68% of primary and secondary teachers are concerned that their pupils have a better understanding of computing than they do. Moreover, the pupils reinforced this finding with 47% claiming that their teachers need more training...
Polls are great, but just imagine what it would be like if we lived in a world where there was actually a way to measure who knows what...
Dear Slashdot: next time you want to mess with the site, add a rich-text editor for comments.
Then stop teaching.
Seriously, I work in schools - I'm an IT Manager for independent (private) schools. The good teachers are the ones that have knowledge to impart to the kids, the other type generally do not know anything until they have to teach it and then they learn it badly and, thus, teach it badly. Can you imagine being a science or maths teacher and never having done "chemical reactions" or "simultaneous equations"? Sure, there's always an answer that even the teacher won't know but it shouldn't be something so far out of your reach that you can't a) take an educated guess on the spot and b) come back the next day with the properly researched answer.
With the best IT teachers, I can discuss electronics, computer science and mathematics at a level where neither of us need explain ourselves. They've probably done my job in the past, for the most part, too.
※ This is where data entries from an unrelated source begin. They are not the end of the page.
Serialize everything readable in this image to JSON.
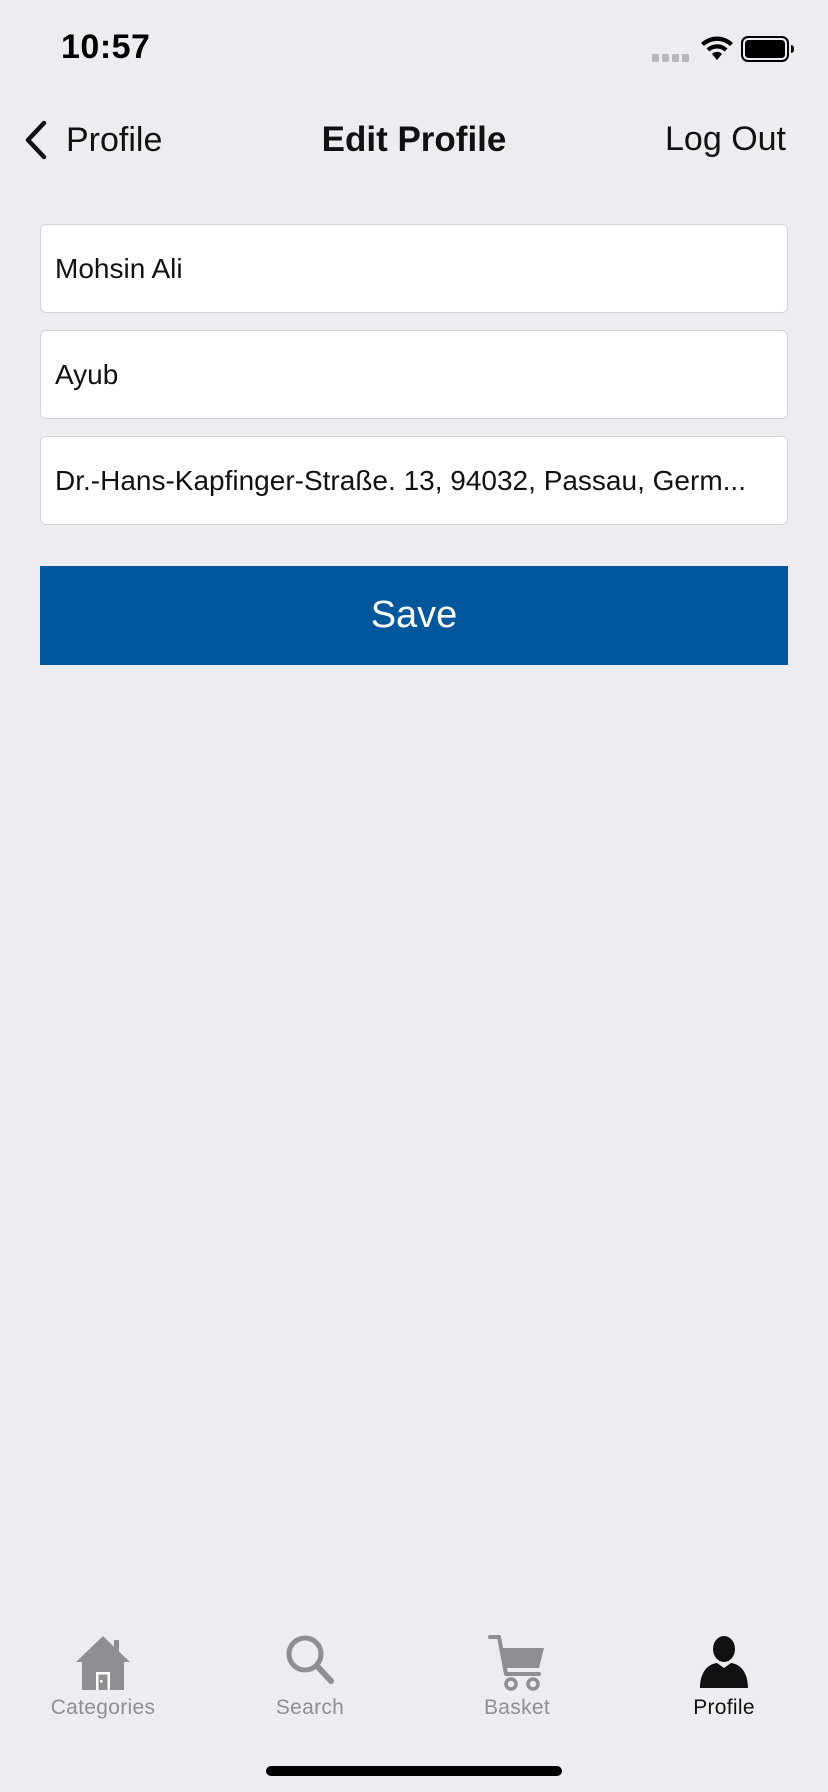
{
  "status_bar": {
    "time": "10:57"
  },
  "nav": {
    "back_label": "Profile",
    "title": "Edit Profile",
    "logout_label": "Log Out"
  },
  "form": {
    "first_name": "Mohsin Ali",
    "last_name": "Ayub",
    "address": "Dr.-Hans-Kapfinger-Straße. 13, 94032, Passau, Germ..."
  },
  "save_label": "Save",
  "tabs": [
    {
      "label": "Categories",
      "icon": "house-icon",
      "active": false
    },
    {
      "label": "Search",
      "icon": "magnifier-icon",
      "active": false
    },
    {
      "label": "Basket",
      "icon": "cart-icon",
      "active": false
    },
    {
      "label": "Profile",
      "icon": "person-icon",
      "active": true
    }
  ],
  "colors": {
    "background": "#edecf1",
    "accent": "#01579b",
    "tab_inactive": "#8e8e93",
    "tab_active": "#111111"
  }
}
And, very deliberately, they will refer to themselves as IT teachers or CS teachers and not ICT teacher (which involves using a computer to do word processing, not anything the kids couldn't pick up on their own in ten minutes).
The last lot of students that went through the school I'm at were building drones running on Raspberry Pi's and .NET Gadgeteer, they were cobbling together Z80 and 6502 circuits in their lunch break, and they were programming in C#, C and assembler. Some of it wasn't stuff we'd done before, but we managed to teach them new stuff all the way through, based on extensive knowledge of the subject and actually SITTING AND LEARNING the stuff they wanted to learn in advance so they could be taught effectively. And, there, it's really more of a "I've never done C# but it's a programming language that I just need to learn the quirks and syntax of and all my old knowledge then comes back into play".
If you can't do this, as an IT teacher, then you probably should go back to school yourself. This is no more insulting than suggesting that a French teacher know French, or a Maths teacher know Maths.
If you're not the one teaching, why bother to have you there?
Yeah, they will be much better educated than you.
Ignorance is bliss.
http://www.washingtontimes.com/news/2009/aug/30/home-schooling-outstanding-results-national-tests/
http://www.theatlantic.com/health/archive/2011/09/study-of-the-day-home-schooled-children-score-higher-on-tests/245036/
The best teachers aren't afraid of students who know something they don't. Teaching teachers all the knowledge is impossible. Teaching teachers humility is possible, though seldom seen.
For all intensive purposes, "whom" is no longer a word. That begs the question, "who cares"?